今日の日経平均は1000円近い上昇となり、いい方向ではありますが昨日以上に大荒れの相場となりました。いわゆるショートカバー、買い戻しが起きたように見えます。業界用語ではこういう状況を「踏み上げる」と云います。恐らく空売りをしていたヘッジファンドなどが、急に上がり始めた相場に耐え切れなくなって、大きく買い戻したのでしょう。

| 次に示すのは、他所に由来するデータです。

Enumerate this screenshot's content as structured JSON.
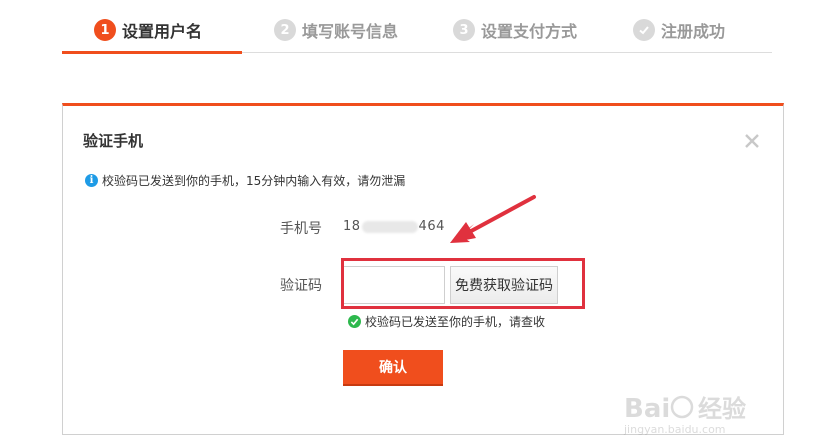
{
  "steps": [
    {
      "num": "1",
      "label": "设置用户名",
      "state": "active"
    },
    {
      "num": "2",
      "label": "填写账号信息",
      "state": "inactive"
    },
    {
      "num": "3",
      "label": "设置支付方式",
      "state": "inactive"
    },
    {
      "num": "",
      "label": "注册成功",
      "state": "inactive",
      "icon": "check-icon"
    }
  ],
  "dialog": {
    "title": "验证手机",
    "info_text": "校验码已发送到你的手机，15分钟内输入有效，请勿泄漏",
    "phone_label": "手机号",
    "phone_prefix": "18",
    "phone_suffix": "464",
    "code_label": "验证码",
    "code_value": "",
    "get_code_label": "免费获取验证码",
    "success_text": "校验码已发送至你的手机，请查收",
    "confirm_label": "确认"
  },
  "colors": {
    "accent": "#f04e1d",
    "annotation": "#e0313e",
    "info": "#1e9be6",
    "success": "#2db84d"
  },
  "watermark": {
    "brand": "Bai 经验",
    "url": "jingyan.baidu.com"
  }
}
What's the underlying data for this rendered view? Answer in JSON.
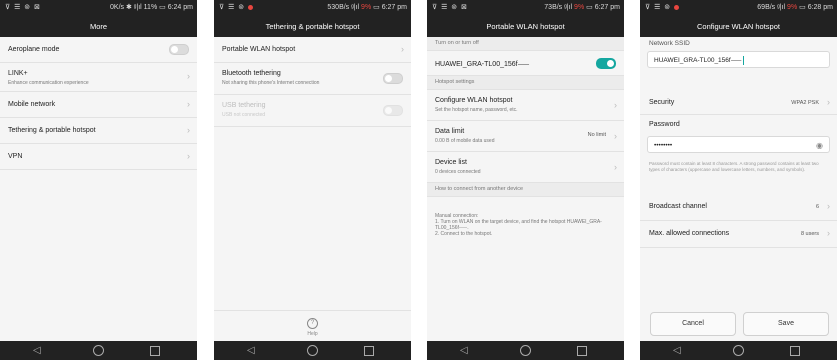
{
  "screens": [
    {
      "status": {
        "left": "⊽ ☰ ⊚ ⊠",
        "right_text": "0K/s ✱ ᵍ|ıl 11%",
        "time": "6:24 pm",
        "red_pct": ""
      },
      "title": "More",
      "items": [
        {
          "label": "Aeroplane mode",
          "sub": ""
        },
        {
          "label": "LINK+",
          "sub": "Enhance communication experience"
        },
        {
          "label": "Mobile network",
          "sub": ""
        },
        {
          "label": "Tethering & portable hotspot",
          "sub": ""
        },
        {
          "label": "VPN",
          "sub": ""
        }
      ]
    },
    {
      "status": {
        "left": "⊽ ☰ ⊚",
        "right_text": "530B/s ᵍ|ıl",
        "red_pct": "9%",
        "time": "6:27 pm"
      },
      "title": "Tethering & portable hotspot",
      "items": [
        {
          "label": "Portable WLAN hotspot",
          "sub": ""
        },
        {
          "label": "Bluetooth tethering",
          "sub": "Not sharing this phone's Internet connection"
        },
        {
          "label": "USB tethering",
          "sub": "USB not connected"
        }
      ],
      "help": "Help",
      "help_icon": "?"
    },
    {
      "status": {
        "left": "⊽ ☰ ⊚ ⊠",
        "right_text": "73B/s ᵍ|ıl",
        "red_pct": "9%",
        "time": "6:27 pm"
      },
      "title": "Portable WLAN hotspot",
      "section_toggle": "Turn on or turn off",
      "hotspot_name": "HUAWEI_GRA-TL00_156f⸺",
      "section_settings": "Hotspot settings",
      "items": [
        {
          "label": "Configure WLAN hotspot",
          "sub": "Set the hotspot name, password, etc."
        },
        {
          "label": "Data limit",
          "sub": "0.00 B of mobile data used",
          "value": "No limit"
        },
        {
          "label": "Device list",
          "sub": "0 devices connected"
        }
      ],
      "section_connect": "How to connect from another device",
      "manual": "Manual connection:\n1. Turn on WLAN on the target device, and find the hotspot HUAWEI_GRA-TL00_156f⸺.\n2. Connect to the hotspot."
    },
    {
      "status": {
        "left": "⊽ ☰ ⊚",
        "right_text": "69B/s ᵍ|ıl",
        "red_pct": "9%",
        "time": "6:28 pm"
      },
      "title": "Configure WLAN hotspot",
      "ssid_label": "Network SSID",
      "ssid_value": "HUAWEI_GRA-TL00_156f⸺",
      "security_label": "Security",
      "security_value": "WPA2 PSK",
      "password_label": "Password",
      "password_value": "••••••••",
      "password_hint": "Password must contain at least 8 characters. A strong password contains at least two types of characters (uppercase and lowercase letters, numbers, and symbols).",
      "broadcast_label": "Broadcast channel",
      "broadcast_value": "6",
      "max_label": "Max. allowed connections",
      "max_value": "8 users",
      "cancel": "Cancel",
      "save": "Save"
    }
  ],
  "icons": {
    "chevron": "›",
    "back": "◁",
    "eye": "◉"
  }
}
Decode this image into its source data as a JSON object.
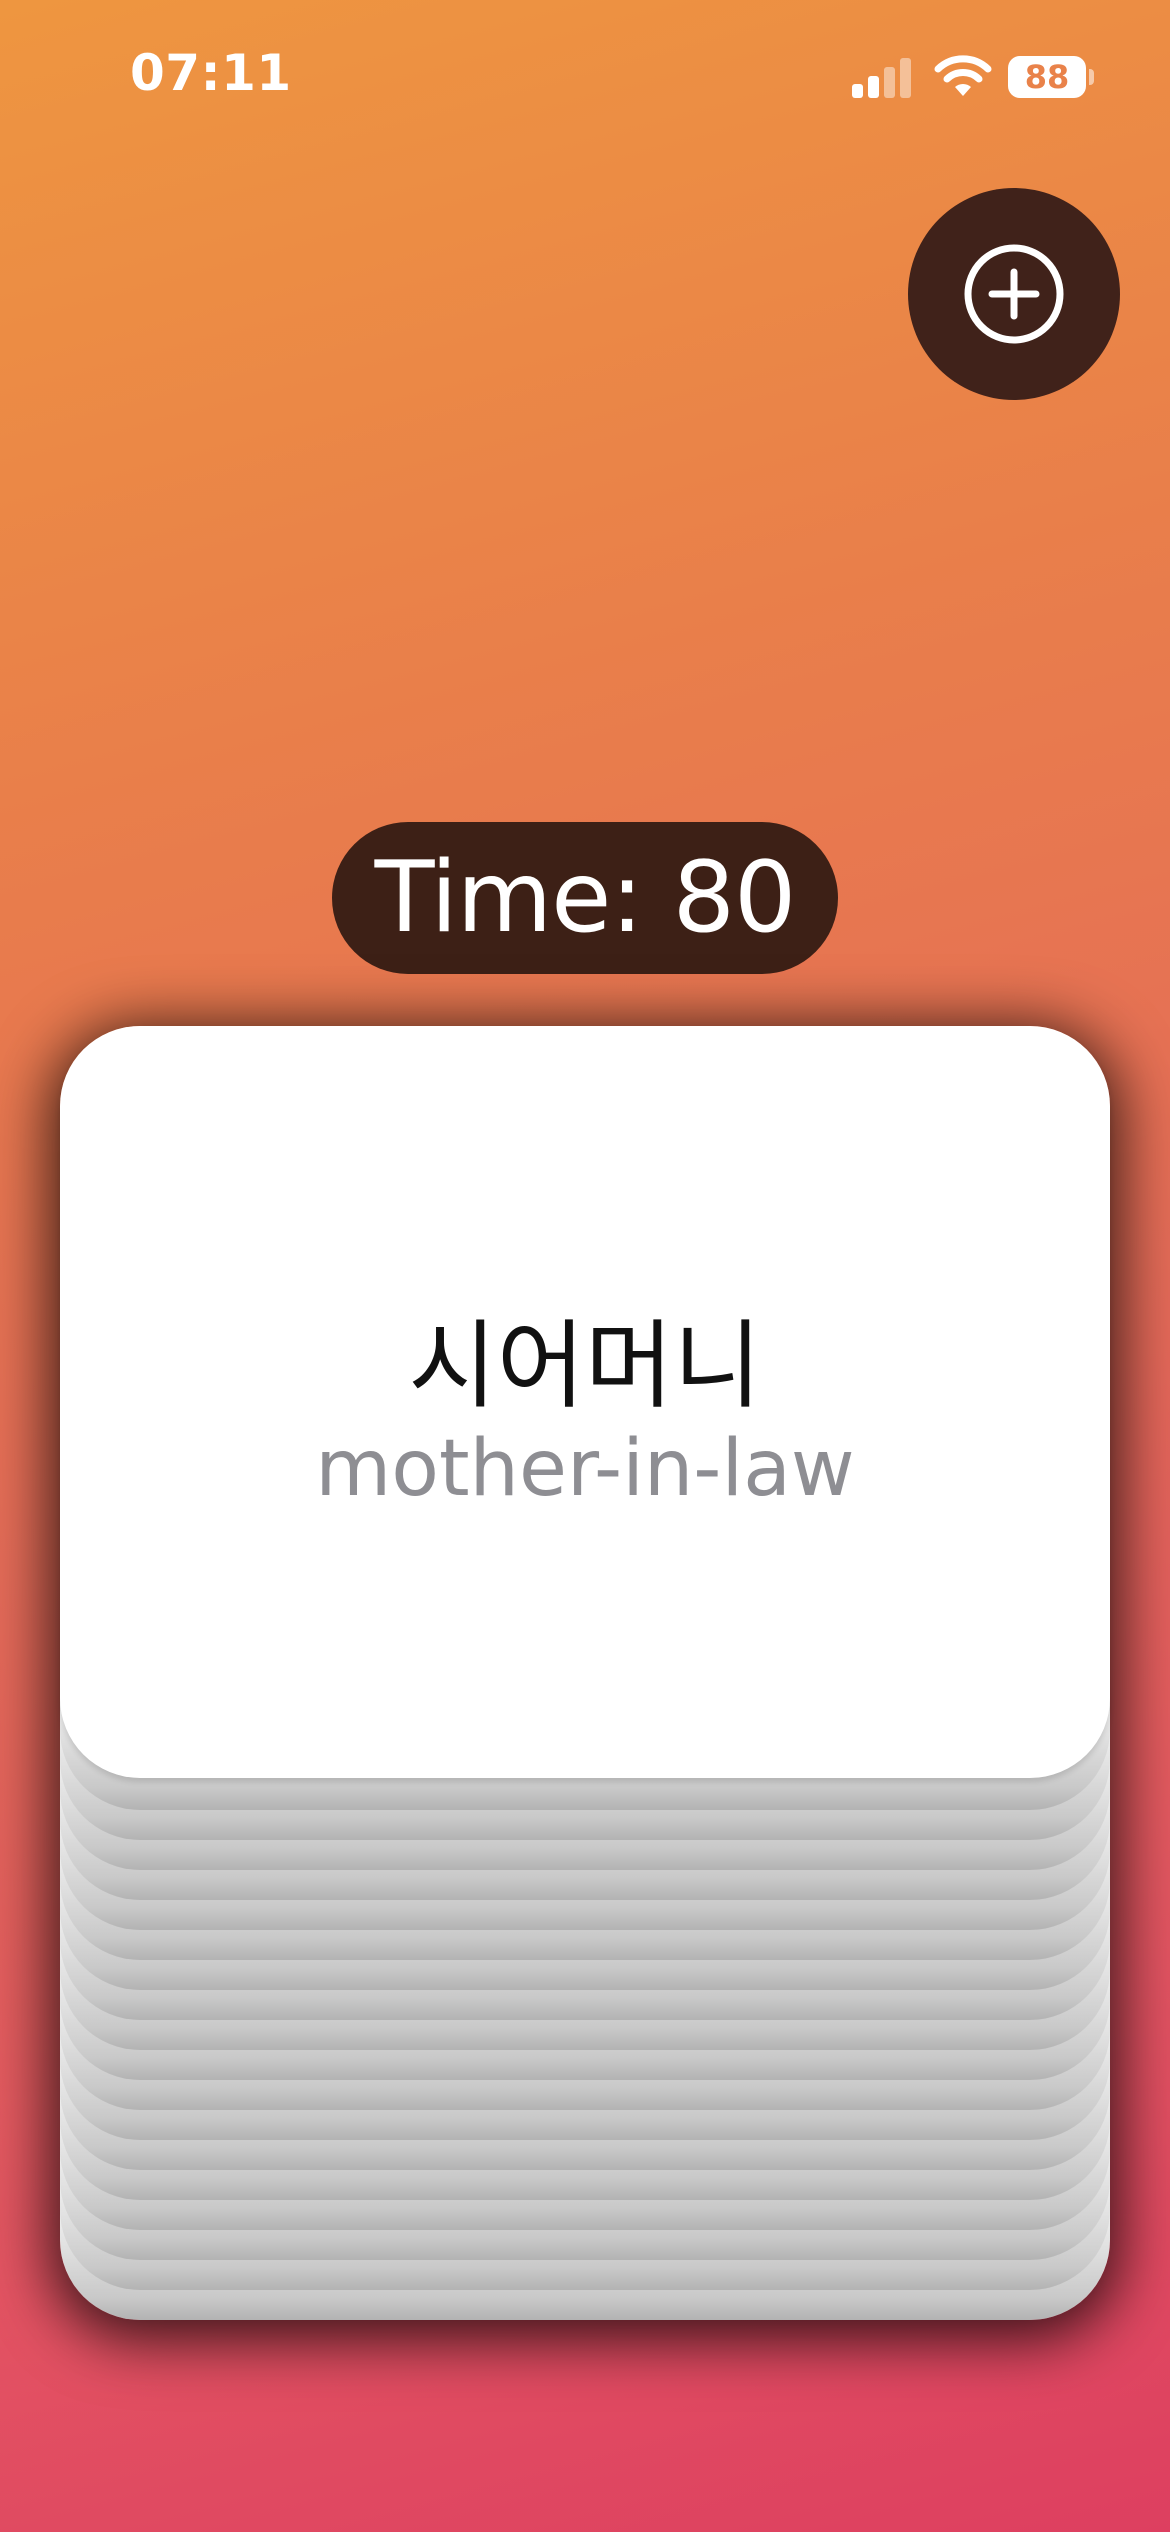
{
  "status_bar": {
    "time": "07:11",
    "battery_level": "88",
    "icons": [
      "signal-icon",
      "wifi-icon",
      "battery-icon"
    ]
  },
  "add_button": {
    "icon": "plus-circle-icon"
  },
  "timer": {
    "text": "Time: 80"
  },
  "card": {
    "word": "시어머니",
    "translation": "mother-in-law"
  },
  "colors": {
    "background_top": "#ee9640",
    "background_bottom": "#dd3f60",
    "dark_brown": "#3d2016",
    "card": "#ffffff",
    "translation_text": "#8e8e93"
  }
}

しかし東証の出来高は昨日より20%程度少なく、このウルトラ・ボラティリティの中で様子見をした、或いは戦意を失ったか上司などから止められるなどして売買を出来ない参加者が多いのでしょう。昨日も書いたように、ヴォリュームが増えて来るまでは、マーケットが安定を取り戻すとは云えないでしょう。
それはさておき、原油の値段についてちょっと考えてみました。ニュースで1バレル30ドルなどと云われていますが、このバレルとは、いわゆる樽のことですが、原油の場合は約160リットルです。単純に計算すると、1リットル20円程度です。安い。もちろん精製の過程で量は減り、値段も上がる訳ですが、油田からの卸値は1リットル当たりたったの20円です。水より安いんじゃないかとさえ思えます。

一方水を取るのに大した設備投資はいりませんが、採掘が容易だと云われるシェールガスでさえもかなり大きな設備投資は必要と思われ、原油の値段が下がった場合の様々な問題の大きさを感じます。エネルギーが安いことは基本的にいいことで、それはエネルギー輸入国である日本にとってはいいことですが、激しい値動きに伴う痛みは大きいでしょう。

株式市場も原油市場も、高いボラティリティはほとんど全ての人にとって良くないことです。アメリカが通貨供給量と速度を下げていく中、ボラティリティは高止まりしそうです。金融機関等に対する様々な規制が、マーケット参加者のリスクテイク能力を下げており、それもボラティリティを高くする要因だと思います。2016年は、リーマンショック後長く続いた低ボラティリティ時代が終わり、高ボラティリティ時代が始まった年になるかも知れませんね。